In the case of next-word predicting LLMs, data doesn’t even have to be labelled. Models are shown sentences with words removed and have to guess what’s missing. Incredibly, when performed at scale, this unsupervised learning method is capable of teaching computers how to translate languages, write code, and converse convincingly with humans – to list just a few wonders of generative AI.
Under the hood, words are broken down into sub-parts known as tokens and stored in large vectors that are multiplied together. And it’s the ability to efficiently perform vector multiplication that gives GPUs the edge, hence the high demand for chips from leading designers such as NVIDIA.
GPUs have relatively small instruction sets, but large numbers of cores. Originally, they were devised to perform simple tasks – turning pixels on and off – but rapidly, in parallel at scale. And today, GPU use goes beyond graphics, having proven to be popular when mining cryptocurrency was all the rage, and more recently unpinning the latest AI boom.
But for how long? As we hinted at earlier, dynamic sparsity changes things by only considering the AI model parameters that are necessary for the current sample. Training deep learning algorithms on GPUs is a brute-force approach that performs billions of vector multiplications whether they are needed or not. In reality, only a few thousand model parameters may actually be updated when shown a new input, with the bulk of the calculations simply multiplying something by zero.
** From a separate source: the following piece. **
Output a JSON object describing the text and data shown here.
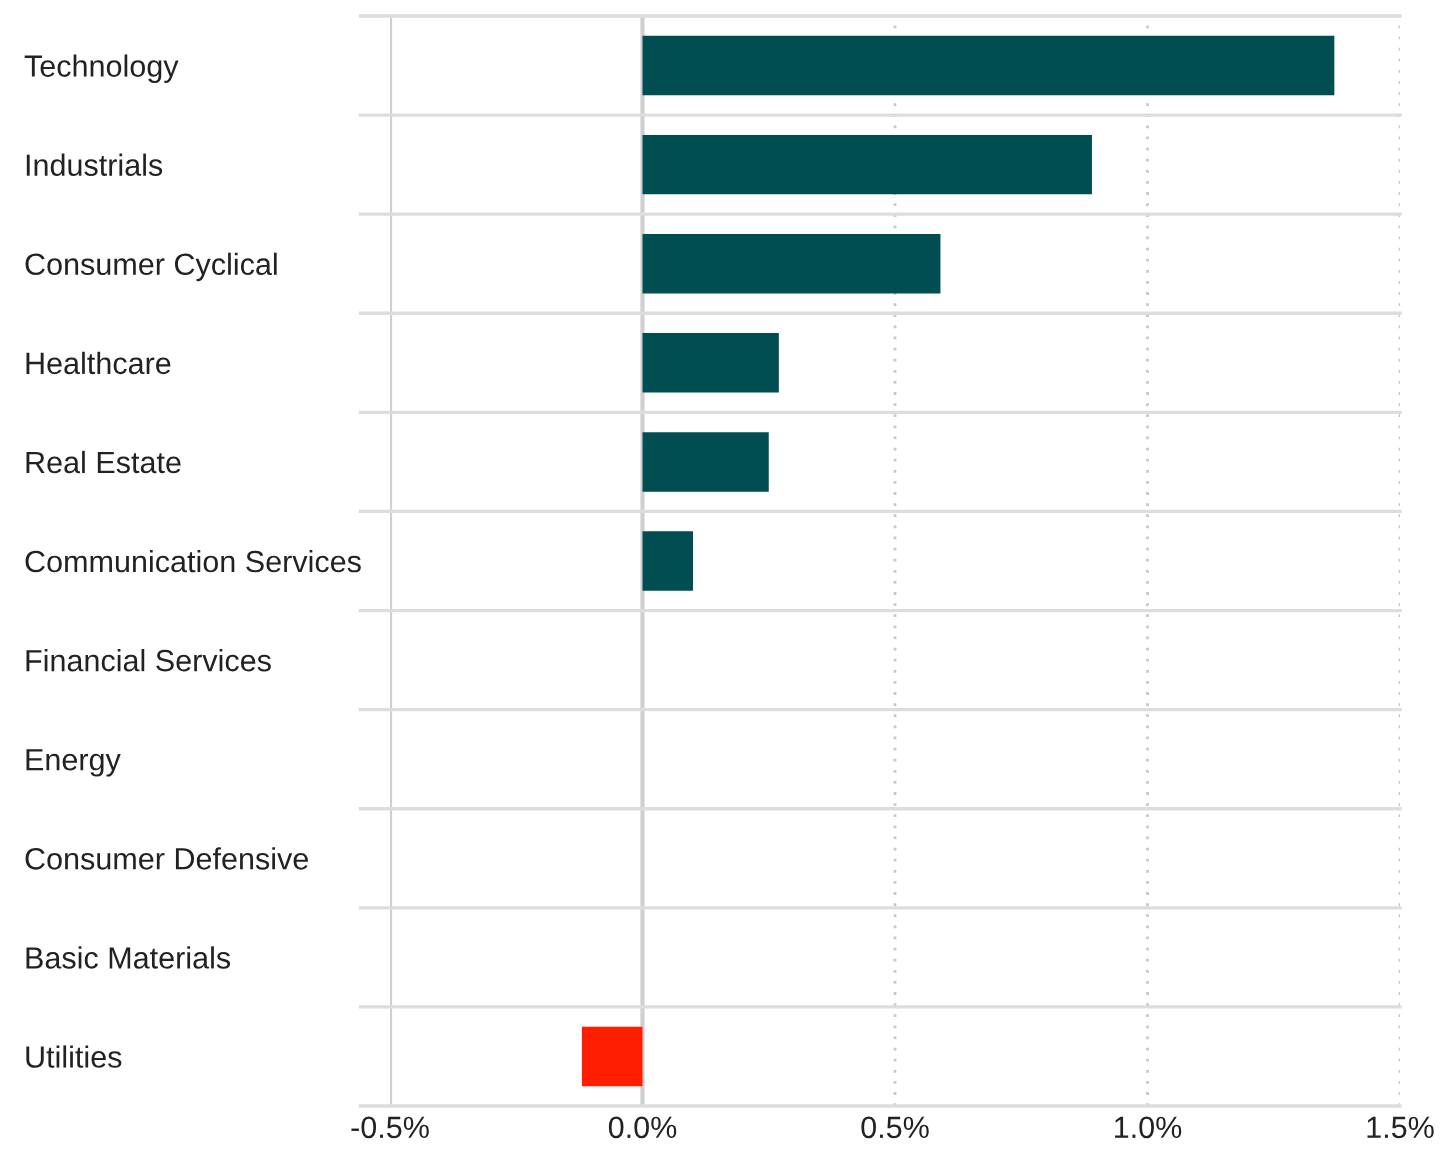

Bolt dynamic sparsity engine for CPUs
By focusing the compute on the high activations and ignoring the low activations, developers find that it’s possible to use commonly available CPUs – even though such chips have fewer cores. And users can once again benefit from the superior memory capacity of CPUs – one of the constraints of fast, parallel-processing GPUs.
“People haven’t seen what CPUs can do,” Anshu Shrivastava CEO and Founder of ThirdAI (pronounced third-eye) told TechHQ. “We’ve done all the heavy lifting to make model training very efficient.”
Rather than having to pipe their business intelligence into a third-party service, users can instead – thanks to ThirdAI’s dynamic sparsity engine, dubbed Bolt – build and deploy billion parameter models that run on their own CPUs. And having that information locally, in-house, makes it so much easier to keep those generative AI-solutions – which could be internal company chatbots, or highly interactive document search tools – up to date.
“Every data point that goes through infrerence can become part of a new training set,” adds Shrivastava. “It’s a continuous process.”